By the Japanese method of counting, my grandmother is sansei, or third-generation American. She’s proud of her heritage, and more than any other person, she has been the one that taught me what it means to be Japanese. Foods and customs, of course, and songs and children’s games. Being respectful and humble, obedient of your elders and of the laws, and, most of all, being part of a close-knit family.
But being sansei had its connotations, even back before the war. “Us third-generation kids were always the dummies in Japanese school,” she told me once, “compared to the nisei kids, because they all spoke Japanese at home and we didn’t.”
When people ask me what I am—which has happened for my whole life, and will, I’m sure, continue to happen—I tell them that I’m three-quarters Japanese. I imagine that most people, hearing this, will interpret it to mean that I identify with my Asian ancestry. In truth, though, what it means is that in my whole life I have met exactly one person who is like me in terms of race, and that is my brother.
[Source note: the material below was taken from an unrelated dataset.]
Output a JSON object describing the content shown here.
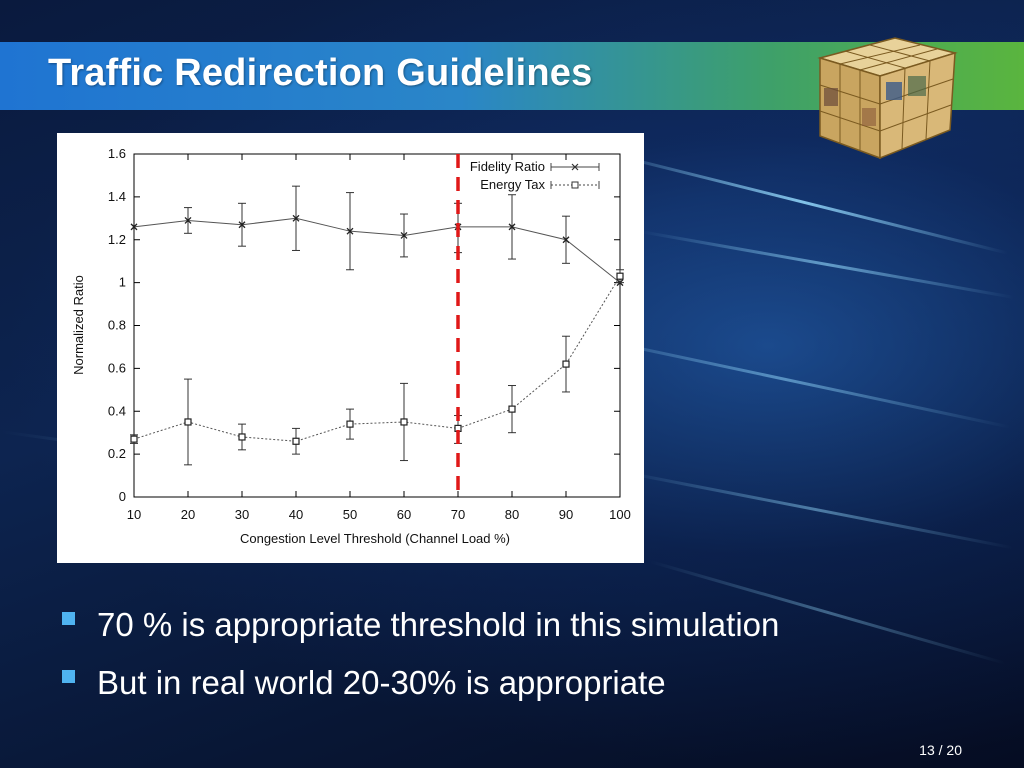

I don’t know what race and culture mean to other people. I don’t know if anyone ever feels comfortable or at home. What I do know is that I don’t belong. The condescension at the Japanese market when I need help reading a label, the side-eye from the community-college language teacher when I call myself nihonjin instead of amerikajin, the insistence that I’m a “twinky” or “banana”—that is, yellow on the outside, white on the inside—these have had no less impact on my perception of myself than the wrinkled noses at the nori in my lunch in elementary school, the angry shouts to go back where I came from in middle school, being beaten and spit on in high school by people calling me a chink.
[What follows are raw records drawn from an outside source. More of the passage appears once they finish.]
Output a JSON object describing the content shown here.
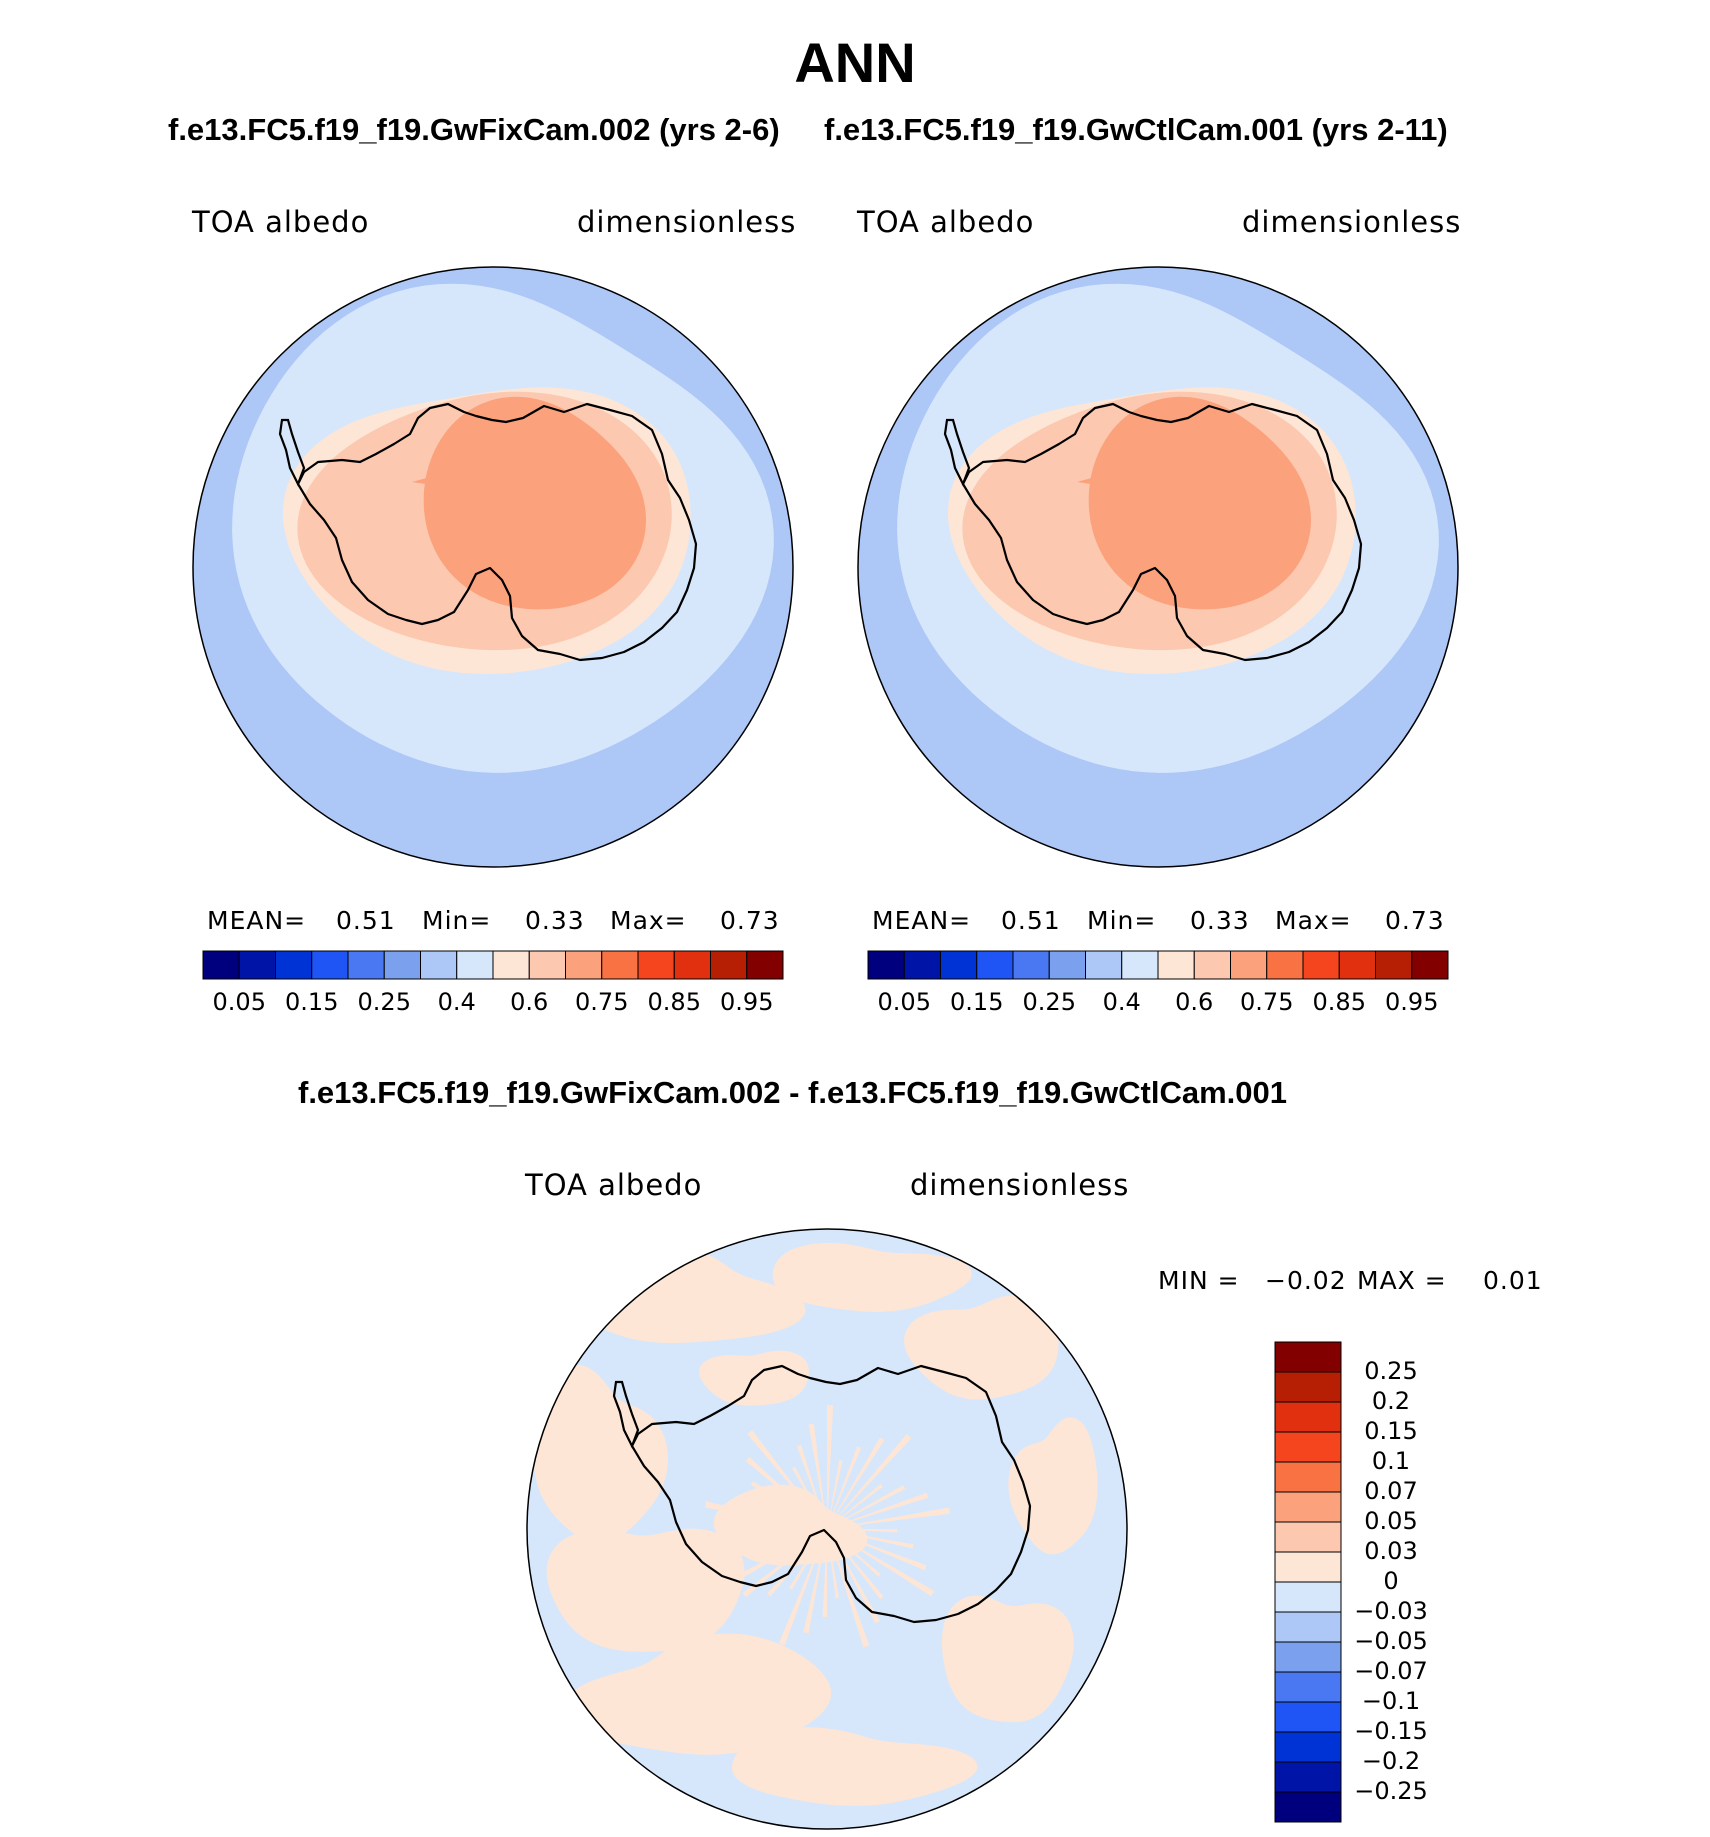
{
  "title": "ANN",
  "top_titles": {
    "left": "f.e13.FC5.f19_f19.GwFixCam.002 (yrs 2-6)",
    "right": "f.e13.FC5.f19_f19.GwCtlCam.001 (yrs 2-11)"
  },
  "diff_title": "f.e13.FC5.f19_f19.GwFixCam.002 - f.e13.FC5.f19_f19.GwCtlCam.001",
  "panels": [
    {
      "variable": "TOA albedo",
      "units": "dimensionless",
      "stats": {
        "mean_label": "MEAN=",
        "mean": "0.51",
        "min_label": "Min=",
        "min": "0.33",
        "max_label": "Max=",
        "max": "0.73"
      }
    },
    {
      "variable": "TOA albedo",
      "units": "dimensionless",
      "stats": {
        "mean_label": "MEAN=",
        "mean": "0.51",
        "min_label": "Min=",
        "min": "0.33",
        "max_label": "Max=",
        "max": "0.73"
      }
    }
  ],
  "diff_panel": {
    "variable": "TOA albedo",
    "units": "dimensionless",
    "stats": {
      "min_label": "MIN =",
      "min": "−0.02",
      "max_label": "MAX =",
      "max": "0.01"
    }
  },
  "colorbar_abs": {
    "colors": [
      "#00007f",
      "#0014a8",
      "#0033d6",
      "#1f55f5",
      "#4a78f2",
      "#7aa0ee",
      "#adc7f7",
      "#d6e7fc",
      "#fde6d6",
      "#fcc8b0",
      "#fba17c",
      "#f87244",
      "#f5451f",
      "#e03010",
      "#b71f05",
      "#820000"
    ],
    "tick_labels": [
      "0.05",
      "0.15",
      "0.25",
      "0.4",
      "0.6",
      "0.75",
      "0.85",
      "0.95"
    ]
  },
  "colorbar_diff": {
    "colors_top_to_bottom": [
      "#820000",
      "#b71f05",
      "#e03010",
      "#f5451f",
      "#f87244",
      "#fba17c",
      "#fcc8b0",
      "#fde6d6",
      "#d6e7fc",
      "#adc7f7",
      "#7aa0ee",
      "#4a78f2",
      "#1f55f5",
      "#0033d6",
      "#0014a8",
      "#00007f"
    ],
    "tick_labels": [
      "0.25",
      "0.2",
      "0.15",
      "0.1",
      "0.07",
      "0.05",
      "0.03",
      "0",
      "−0.03",
      "−0.05",
      "−0.07",
      "−0.1",
      "−0.15",
      "−0.2",
      "−0.25"
    ]
  },
  "field_colors": {
    "ocean_outer": "#adc7f7",
    "ocean_inner": "#d6e7fc",
    "coast_band": "#fde6d6",
    "land_low": "#fcc8b0",
    "land_high": "#fba17c",
    "diff_pos": "#fde6d6",
    "diff_neg": "#d6e7fc",
    "coastline": "#000000"
  }
}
My mother likes to tell a story from my kindergarten year, perhaps the moment I learned about race. I had come home upset, asking why the other kids made slanty eyes at me. She tried to explain that I looked different from them, comparing my features and theirs in our class photo. “No, I don’t. I look like that,” I insisted, pointing to a blond-haired, blue-eyed boy. “I look like that, and I look like that, and I look like that.” I pointed to them all.
It is exhausting, feeling defensive both when white people complain about minorities and when people of color complain about white people. Feeling uncomfortable even calling myself a “person of color” when I’ve never been harassed by police or kept down by government policies; when my wife, my step-parents, and almost all of my friends are white; when I listen to white music, read white books, watch white television and movies. To constantly be questioning what parts of my heritage are mine to claim, and which I must accept being beyond my reach. To know that, even now, I will always feel on the outside of any group, no matter how much welcome they extend to me, because part of me will never believe someone won’t take it back, the way someone always did when I tried to be white or Asian.
Was Rachel Dolezal entitled to take the identity she took? I don’t know her history, her culture, her circumstances, but I feel in my heart that what she did was wrong. And it frustrates me because it has provided so much opportunity for other people to dismiss and mock the alienation I have always felt.
Was I born the wrong race? No, I was born the way I am, and the way I look is part of how I feel. I wouldn’t want to claim whiteness even if I were allowed to, not if it meant turning my back on being Japanese. I’m both, even if in so many ways I’m neither.
I don’t know if inclusion and representation are important in the grand scheme of things. I don’t know if the pain and isolation I’ve felt ought to matter to anyone but me. But if the past few weeks have taught me anything, if I’ve learned anything in all the responses I’ve read to this stupid, messy racial controversy, it’s that I’m not the only one who feels the way I do. I don’t know if I have a community of my own, but I am not alone. And if you recognize any of my experiences in your own, you’re not alone either.